Para embasar essa sua afirmação, a atriz recorreu a uma entrevista da médica Margarete Dalcomo. Segundo a pneumologista, em cerca de 15 anos, a população brasileira deverá atingir o pico estimado pelos especialistas em 230 milhões de pessoas. A partir daí vai começar a diminuir. Como assim, diminuir? A respostas é simples: o Brasil envelheceu rápido demais e ainda não se deu conta.
Depois de toda essa prosa. Dito tudo isso, se você ainda não me conhece talvez esteja me idealizando com uma velhinha de coque. Aquela que passa o dia na cadeira de balanço, tricotando, tremendo de medo do futuro. Não me surpreendo. Aos vinte e poucos anos eu também tinha essa visão. Era essa a ideia que eu fazia de uma pessoa vivendo a maturidade.

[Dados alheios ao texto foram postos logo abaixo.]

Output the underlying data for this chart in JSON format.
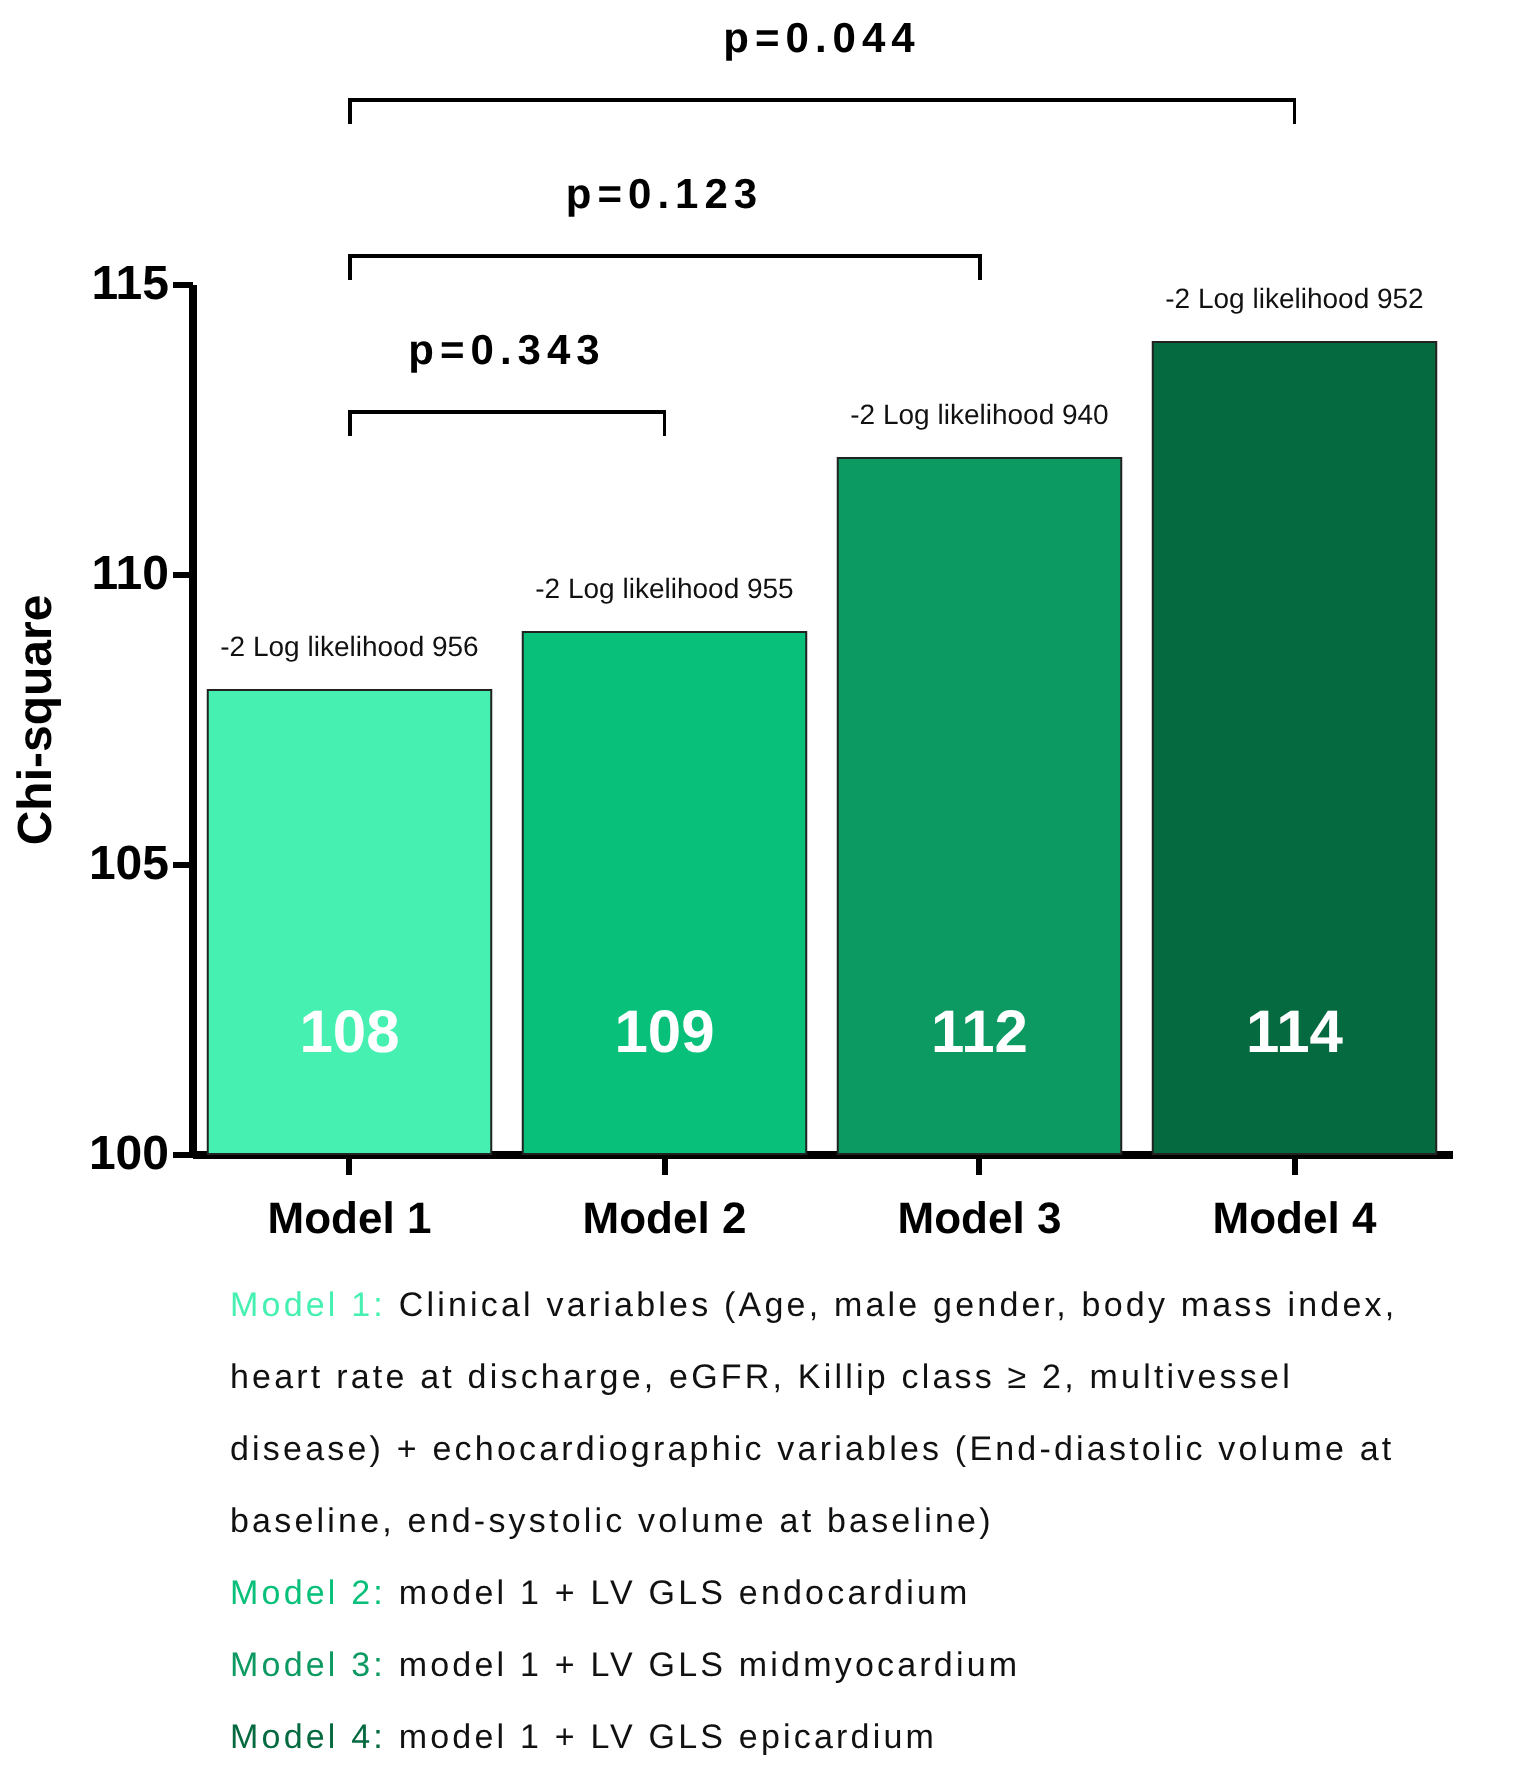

Naquela época olhava para minha mãe e para a minha avó com a admiração de quem se encanta com valiosas peças exibidas em museus mundo afora. Só que não era bem assim. Estava completamente equivocada. Minha avó sempre foi uma mulher forte, determinada. E, no caso dela, o coque não era só uma metáfora. Vovó usou o penteado por muitos anos por uma imposição de meu avô. Mas assim que o nosso querido se foi para outro plano, Vovó cortou o cabelo e o manteve prático e elegante até se juntar na eternidade ao parceiro de mais de seis décadas.
Quanto à minha mãe, Dona Nely era mulher poderosa (ou seria empoderada?). Esbanjava competência. Dividia-se com igual talento entre os papéis de mãe, dona de casa, professora e gestora. Mesmo assim, ainda repleta de energia e vigor, sem que esse fosse o seu desejo real, foi aposentada antes de completar sessenta anos. Outros tempos. Hoje, certamente, não seria assim.
Essa “aposentadoria compulsória” imposta à minha mãe lembra muito o romance “Ojiichan”. O autor é Oscar Nakasato, um escritor paranaense descendente de japoneses. A obra retrata um período de indefinição vivido na velhice pelo professor Satoshi. O enredo é marcado pela resistência à ideia de apenas esperar pela morte. Aos 70 anos, aposentado compulsoriamente, Seu Satoshi se questiona: E agora? Sem a intenção de dar spoiler, a obra revela que essa fase da vida também pode ser repleta de descobertas, novos sentimentos e transformações profundas. E foi exatamente isso que aconteceu com minha mãe.
A exemplo do Seu Satoshi, Mamãe não jogou a toalha e foi à luta. Após a aposentadoria dedicou-se, como voluntária, à missão de contar histórias. Apoiada por professores tão capazes e idealistas quanto ela, Mamãe, com o talento que Deus lhe deu, conduzia as crianças pelo reino da fantasia. Transitava com desenvoltura tanto pelos castelos povoados por reis, rainhas e princesas medievais, fadas, bruxas e dragões, quanto pelo Sítio do Pica Pau Amarelo. Por lá, esgueirando-se pelas matas com Saci-Pererê, personagem que na visão dela (e também de Monteiro Lobato) de mal não tinha nada. Apenas usava a esperteza como estratégia para encantar as crianças que se deixavam envolver pelo talento daquela contadora de história. Ainda hoje, passado tantos anos, ainda ouço elogios à Dona Nely.
Essa determinação em seguir em frente e esse amor pelos livros, remédios para o recomeço pós-aposentadoria, são legados deixados pela minha querida. Pós tempo da delicadeza, vivendo com dignidade o outono da vida, nas horas de desalento e desesperança, penso na bravura com a qual Mamãe conduziu a sua vida e fez dela modelo para nós, filhos e filhas, netos e netas de Dona Nely.
Coragem! Viva Dona Nely! Viva! Seguindo em frente. Até mais.